Text as Policy: Measuring Policy Similarity Through Bill Text Reuse

with Bruce Desmarais, Matthew Burgess, Eugenia Giraudy

We propose the use of text-sequencing algorithms, applied to legislative text, to identify bills that introduce similar policy proposals. We present three ground truth tests, applied to a corpus of 500,000 bills from US-state legis- latures. First, we show that bills introduced by ideologically similar sponsors are more likely to exhibit a high degree of text reuse. Second, we show that bills clas- sified by the National Council of State Legislatures as covering the same policies exhibit a high degree of text re-use. Third, we show that rates of text reuse across state borders correlate strongly with the diffusion networks recently introduced by Desmarais, Harden and Boehmke (2015).

Privacy Protection for Natural Language

with Alexander Ororbia and Joshua Snoke

Redaction has been the most common approach to protecting text data, but synthetic data presents a potentially more reliable alternative for disclosure control. By producing new sample values which closely follow the original sample distribution but do not contain real values, privacy protection can be improved while utility from the data for specific purposes is maintained. We extend the synthetic data approach to natural language by developing a neural generative model for such data. We find that the synthetic models outperform simple redaction on both comparative risk and utility.

Human Rights Text as Data

with Chris Fariss, Charles Crabtree, Zachary M. Jones, Megan Biek,Taranamoll Kaur, Ana Ross, and Michael Tsai

We introduce and make publicly available a large corpus of digitized primary source human rights documents which are published annually by monitoring agencies that include Amnesty International, Human Rights Watch, the Lawyers Committee for Human Rights, and the United States Department of State.
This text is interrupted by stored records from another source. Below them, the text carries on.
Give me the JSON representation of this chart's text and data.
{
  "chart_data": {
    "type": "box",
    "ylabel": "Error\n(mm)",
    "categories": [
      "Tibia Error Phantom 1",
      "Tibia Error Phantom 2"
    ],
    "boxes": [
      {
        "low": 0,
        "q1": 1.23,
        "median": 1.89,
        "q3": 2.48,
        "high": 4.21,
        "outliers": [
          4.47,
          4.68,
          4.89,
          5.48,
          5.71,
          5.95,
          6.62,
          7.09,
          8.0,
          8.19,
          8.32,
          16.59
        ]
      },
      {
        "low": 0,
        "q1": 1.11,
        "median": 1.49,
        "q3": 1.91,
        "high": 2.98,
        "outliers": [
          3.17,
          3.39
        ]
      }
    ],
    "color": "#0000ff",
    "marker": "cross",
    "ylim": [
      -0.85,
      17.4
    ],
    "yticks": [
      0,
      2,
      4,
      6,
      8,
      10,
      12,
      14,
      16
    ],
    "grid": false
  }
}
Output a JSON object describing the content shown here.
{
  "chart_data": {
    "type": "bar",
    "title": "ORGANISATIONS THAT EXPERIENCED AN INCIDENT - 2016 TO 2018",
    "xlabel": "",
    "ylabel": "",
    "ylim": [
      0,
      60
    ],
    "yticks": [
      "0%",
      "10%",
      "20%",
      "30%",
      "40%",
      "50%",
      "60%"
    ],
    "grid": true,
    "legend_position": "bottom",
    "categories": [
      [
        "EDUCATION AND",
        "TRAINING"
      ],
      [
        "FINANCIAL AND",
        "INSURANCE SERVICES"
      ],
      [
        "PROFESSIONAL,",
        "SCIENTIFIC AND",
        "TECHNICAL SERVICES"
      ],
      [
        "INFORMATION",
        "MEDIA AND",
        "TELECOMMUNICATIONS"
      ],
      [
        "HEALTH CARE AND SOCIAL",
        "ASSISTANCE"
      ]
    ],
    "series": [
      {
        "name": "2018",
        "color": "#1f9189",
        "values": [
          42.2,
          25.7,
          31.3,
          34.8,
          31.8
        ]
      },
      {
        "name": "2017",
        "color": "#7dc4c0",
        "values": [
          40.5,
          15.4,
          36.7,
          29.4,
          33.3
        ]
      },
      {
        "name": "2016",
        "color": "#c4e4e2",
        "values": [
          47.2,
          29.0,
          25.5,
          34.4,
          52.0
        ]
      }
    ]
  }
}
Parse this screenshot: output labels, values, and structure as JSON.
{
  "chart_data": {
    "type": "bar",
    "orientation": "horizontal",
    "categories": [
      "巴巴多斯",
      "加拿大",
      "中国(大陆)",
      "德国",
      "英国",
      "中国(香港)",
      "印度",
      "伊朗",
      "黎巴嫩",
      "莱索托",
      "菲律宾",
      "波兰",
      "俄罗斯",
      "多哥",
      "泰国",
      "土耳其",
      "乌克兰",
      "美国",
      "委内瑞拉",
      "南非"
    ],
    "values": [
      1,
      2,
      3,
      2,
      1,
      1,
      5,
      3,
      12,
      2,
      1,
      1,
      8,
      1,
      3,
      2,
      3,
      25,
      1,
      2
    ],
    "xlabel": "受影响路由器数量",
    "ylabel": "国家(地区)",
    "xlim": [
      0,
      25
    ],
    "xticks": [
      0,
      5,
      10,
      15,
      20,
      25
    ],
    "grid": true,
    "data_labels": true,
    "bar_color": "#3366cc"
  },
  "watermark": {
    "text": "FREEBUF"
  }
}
Exploratory Data Analysis with Random Forest

with Zachary M. Jones

We introduce Random Forest with an emphasis on its practical application for exploratory analysis and substantive interpretation. We provide intuition as well as technical detail about how Random Forests work, in theory and in practice, as well as empirical examples from the literature on American and comparative politics. Furthermore, we provide software implementing the methods we discuss, in order to facilitate their use.

Bias in Ideological Self and Party Placement

In two experiments I show that individuals bias their reported ideological position in a survey, when they are asked to report their own and their preferred party's position together.

Parallel Estimation of Bayesian Measurement Models

with Zita Oravecz

In this project we investigate the feasibility of several parallelization methods for bayesian estimation of IRT models. We compare them to variational and subsampling methods.